The distribution of message virus variants is still the same
Although not in all cases, most frequently social platform users are attacked via messages from one of the contacts. The infection spreads using a chain scheme, i.e., people get infected from one another by clicking on malicious links.
The is this you virus generates the messages that have the following scheme – the name of the potential victim, then a word “video” linked to a malicious domain and random emoji. Cybersecurity experts found out that the virus is translated into various languages, so if the location of the victim is Italy, he or she will get the message in the Italian language.
To protect your social media account from the attack, it’s a must to stay away from misleading advertisements and news feeds provided on the platform. Do not fall for offers to win Ryanair tickets or iPhone offers for one euro. News feeds about a half-naked woman with slogans like “The girl ruined her life in two minutes” are also a scam, which may redirect to phishing websites.
Security experts from NoVirus.co recommend people to enable two-factor authentication. This feature is a useful precautionary measure that helps to prevent account hack. With the feature enabled, each time someone will try to log into your account, you will get a confirmation request asking to enter a unique security code.
Learn how to remove “Is that you” Facebook virus completely
“Is that you” Facebook virus is a dangerous piece of malware, which lock you from the Facebook account or trick you into installing another cyber infection. Therefore, as soon as some of your friends tell you that you are sending messages via Messenger asking are you in this video facebook virus, immediately scan the system with professional security software, such as Reimage, SpyHunter 5Combo Cleaner or Malwarebytes.
Besides, don’t forget to change your Facebook’s password ASAP to prevent identity theft and information leakage. It’s also advisable to report your friends that your account might be hacked and that they should now open suspicious messages that are sent via your account to them.

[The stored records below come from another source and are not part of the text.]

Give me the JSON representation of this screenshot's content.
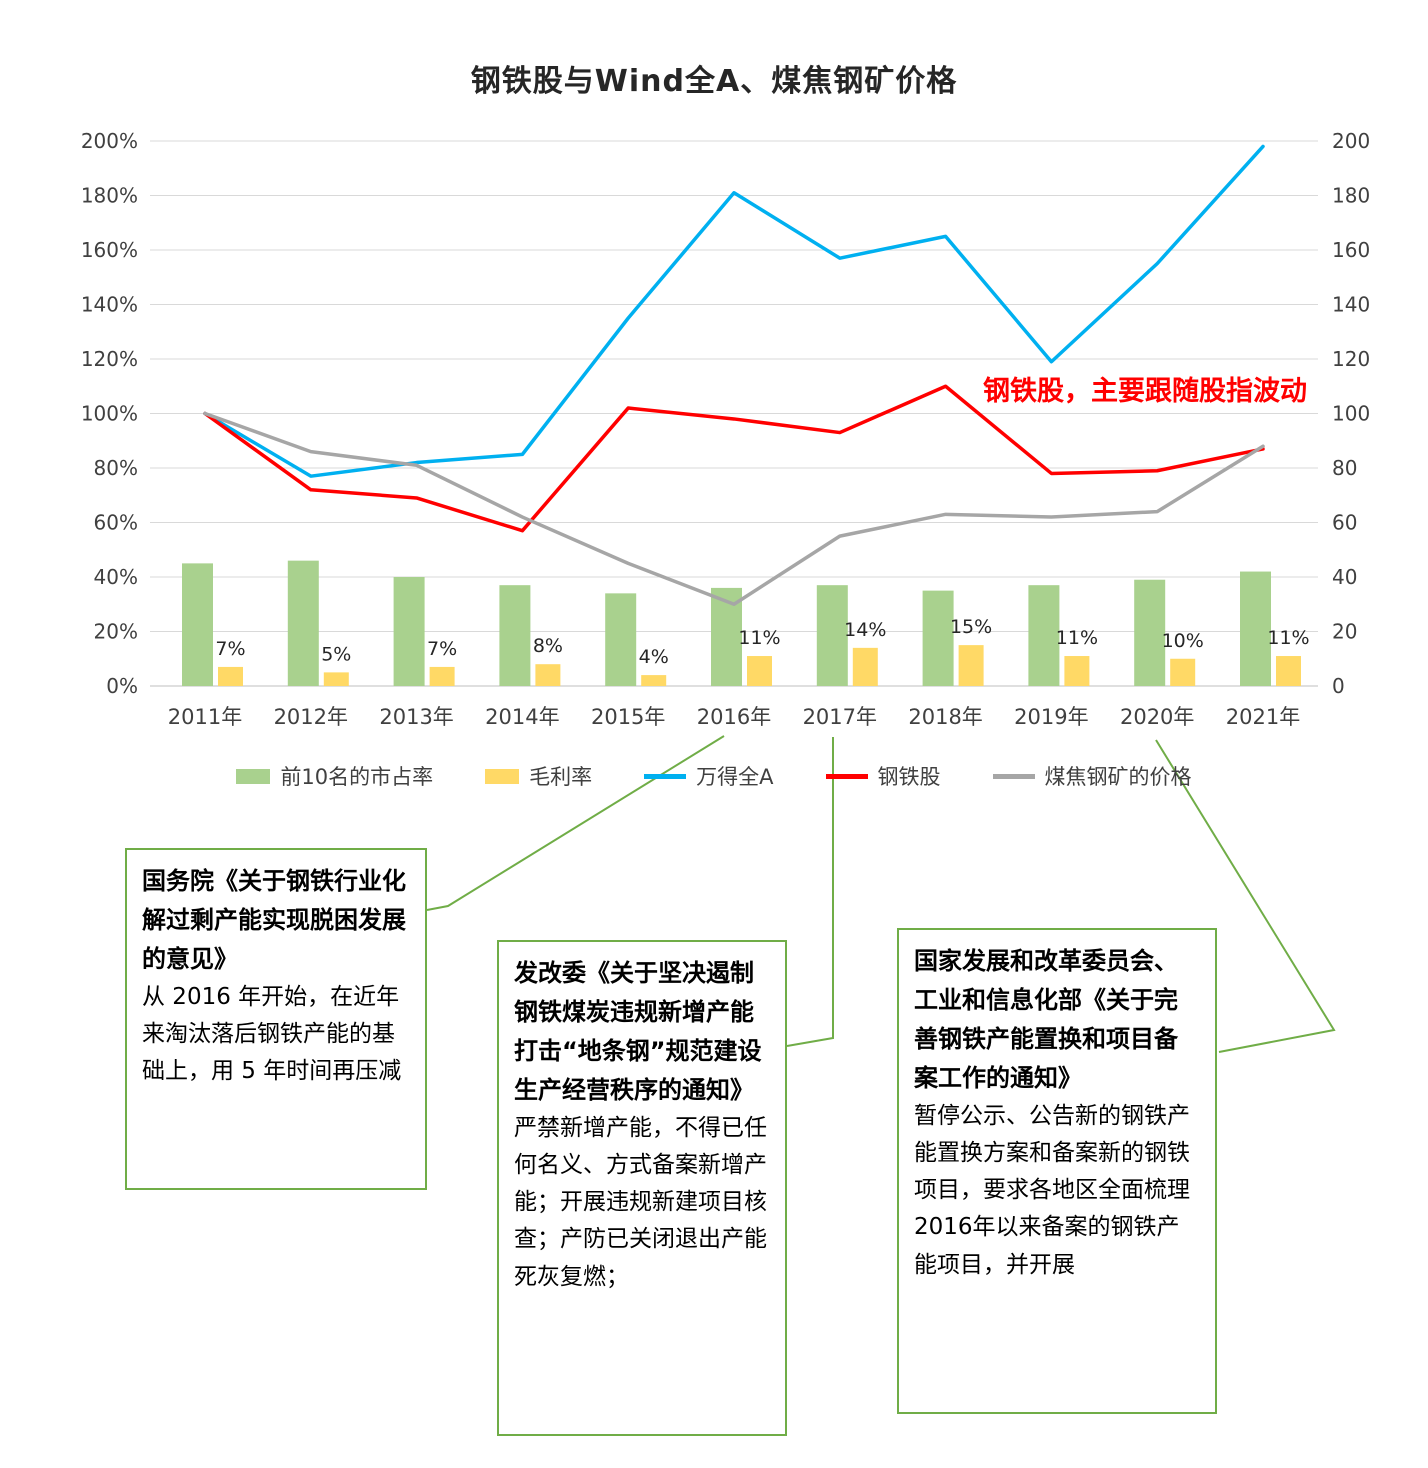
{
  "title": "钢铁股与Wind全A、煤焦钢矿价格",
  "annotation": "钢铁股，主要跟随股指波动",
  "annotation_color": "#FF0000",
  "legend": [
    {
      "label": "前10名的市占率",
      "type": "bar",
      "color": "#A9D18E"
    },
    {
      "label": "毛利率",
      "type": "bar",
      "color": "#FFD966"
    },
    {
      "label": "万得全A",
      "type": "line",
      "color": "#00B0F0"
    },
    {
      "label": "钢铁股",
      "type": "line",
      "color": "#FF0000"
    },
    {
      "label": "煤焦钢矿的价格",
      "type": "line",
      "color": "#A6A6A6"
    }
  ],
  "chart_data": {
    "type": "combo-bar-line",
    "title": "钢铁股与Wind全A、煤焦钢矿价格",
    "categories": [
      "2011年",
      "2012年",
      "2013年",
      "2014年",
      "2015年",
      "2016年",
      "2017年",
      "2018年",
      "2019年",
      "2020年",
      "2021年"
    ],
    "y_left": {
      "min": 0,
      "max": 200,
      "step": 20,
      "suffix": "%"
    },
    "y_right": {
      "min": 0,
      "max": 200,
      "step": 20,
      "suffix": ""
    },
    "grid": true,
    "legend_position": "bottom",
    "series": [
      {
        "name": "前10名的市占率",
        "type": "bar",
        "color": "#A9D18E",
        "values": [
          45,
          46,
          40,
          37,
          34,
          36,
          37,
          35,
          37,
          39,
          42
        ]
      },
      {
        "name": "毛利率",
        "type": "bar",
        "color": "#FFD966",
        "values": [
          7,
          5,
          7,
          8,
          4,
          11,
          14,
          15,
          11,
          10,
          11
        ],
        "labels": [
          "7%",
          "5%",
          "7%",
          "8%",
          "4%",
          "11%",
          "14%",
          "15%",
          "11%",
          "10%",
          "11%"
        ]
      },
      {
        "name": "万得全A",
        "type": "line",
        "color": "#00B0F0",
        "values": [
          100,
          77,
          82,
          85,
          135,
          181,
          157,
          165,
          119,
          155,
          198
        ]
      },
      {
        "name": "钢铁股",
        "type": "line",
        "color": "#FF0000",
        "values": [
          100,
          72,
          69,
          57,
          102,
          98,
          93,
          110,
          78,
          79,
          87
        ]
      },
      {
        "name": "煤焦钢矿的价格",
        "type": "line",
        "color": "#A6A6A6",
        "values": [
          100,
          86,
          81,
          62,
          45,
          30,
          55,
          63,
          62,
          64,
          88
        ]
      }
    ]
  },
  "callouts": [
    {
      "title": "国务院《关于钢铁行业化解过剩产能实现脱困发展的意见》",
      "body": "从 2016 年开始，在近年来淘汰落后钢铁产能的基础上，用 5 年时间再压减"
    },
    {
      "title": "发改委《关于坚决遏制钢铁煤炭违规新增产能打击“地条钢”规范建设生产经营秩序的通知》",
      "body": "严禁新增产能，不得已任何名义、方式备案新增产能；开展违规新建项目核查；产防已关闭退出产能死灰复燃；"
    },
    {
      "title": "国家发展和改革委员会、工业和信息化部《关于完善钢铁产能置换和项目备案工作的通知》",
      "body": "暂停公示、公告新的钢铁产能置换方案和备案新的钢铁项目，要求各地区全面梳理2016年以来备案的钢铁产能项目，并开展"
    }
  ],
  "connector_color": "#70AD47"
}
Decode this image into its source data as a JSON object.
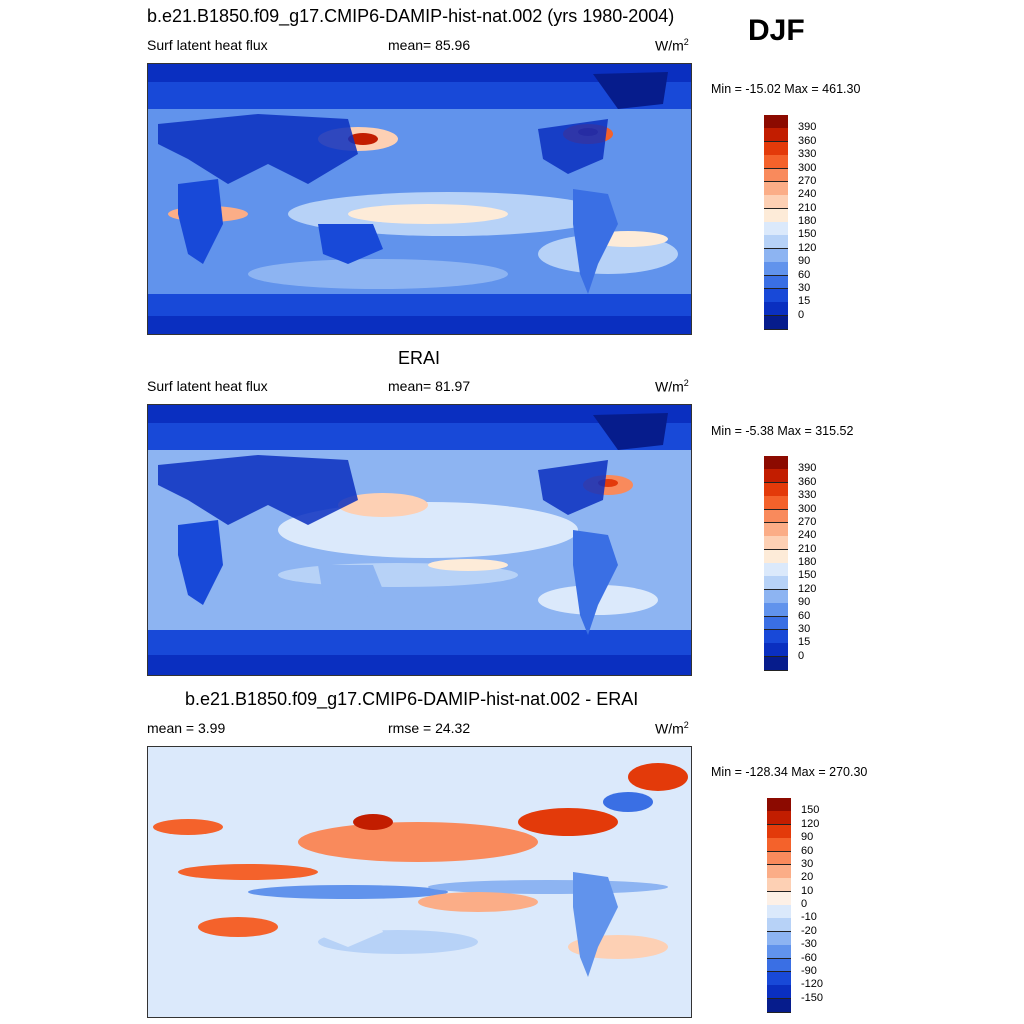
{
  "season": "DJF",
  "panels": [
    {
      "title": "b.e21.B1850.f09_g17.CMIP6-DAMIP-hist-nat.002 (yrs 1980-2004)",
      "left_label": "Surf latent heat flux",
      "center_label": "mean=  85.96",
      "units": "W/m",
      "units_sup": "2",
      "minmax": "Min = -15.02 Max = 461.30",
      "kind": "abs"
    },
    {
      "title": "ERAI",
      "left_label": "Surf latent heat flux",
      "center_label": "mean=  81.97",
      "units": "W/m",
      "units_sup": "2",
      "minmax": "Min =  -5.38 Max = 315.52",
      "kind": "abs"
    },
    {
      "title": "b.e21.B1850.f09_g17.CMIP6-DAMIP-hist-nat.002 - ERAI",
      "left_label": "mean =   3.99",
      "center_label": "rmse =  24.32",
      "units": "W/m",
      "units_sup": "2",
      "minmax": "Min = -128.34 Max = 270.30",
      "kind": "diff"
    }
  ],
  "colorbars": {
    "abs": {
      "labels": [
        "390",
        "360",
        "330",
        "300",
        "270",
        "240",
        "210",
        "180",
        "150",
        "120",
        "90",
        "60",
        "30",
        "15",
        "0"
      ],
      "colors": [
        "#8c0a00",
        "#c21d00",
        "#e33a0a",
        "#f4622b",
        "#f98a5c",
        "#fbad87",
        "#fdd0b4",
        "#fdebd8",
        "#dbe9fb",
        "#b7d2f7",
        "#8db4f2",
        "#6193ec",
        "#3a6fe4",
        "#1849d8",
        "#0a2fc0",
        "#061c8c"
      ]
    },
    "diff": {
      "labels": [
        "150",
        "120",
        "90",
        "60",
        "30",
        "20",
        "10",
        "0",
        "-10",
        "-20",
        "-30",
        "-60",
        "-90",
        "-120",
        "-150"
      ],
      "colors": [
        "#8c0a00",
        "#c21d00",
        "#e33a0a",
        "#f4622b",
        "#f98a5c",
        "#fbad87",
        "#fdd0b4",
        "#fdf0e6",
        "#dbe9fb",
        "#b7d2f7",
        "#8db4f2",
        "#6193ec",
        "#3a6fe4",
        "#1849d8",
        "#0a2fc0",
        "#061c8c"
      ]
    }
  }
}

“Is that you” virus removal also requires a close investigation of app settings on Facebook. To disable malicious add-ons, you should perform these steps:
- Log in to your Facebook account and click on a little triangle on your right;
- Click Settings to open General Account Settings window;
- Look on your left and select Apps;
- Click Edit button on Apps, Websites and Plugins option;
- Select Disable to protect your account from unauthorized access to third-party apps.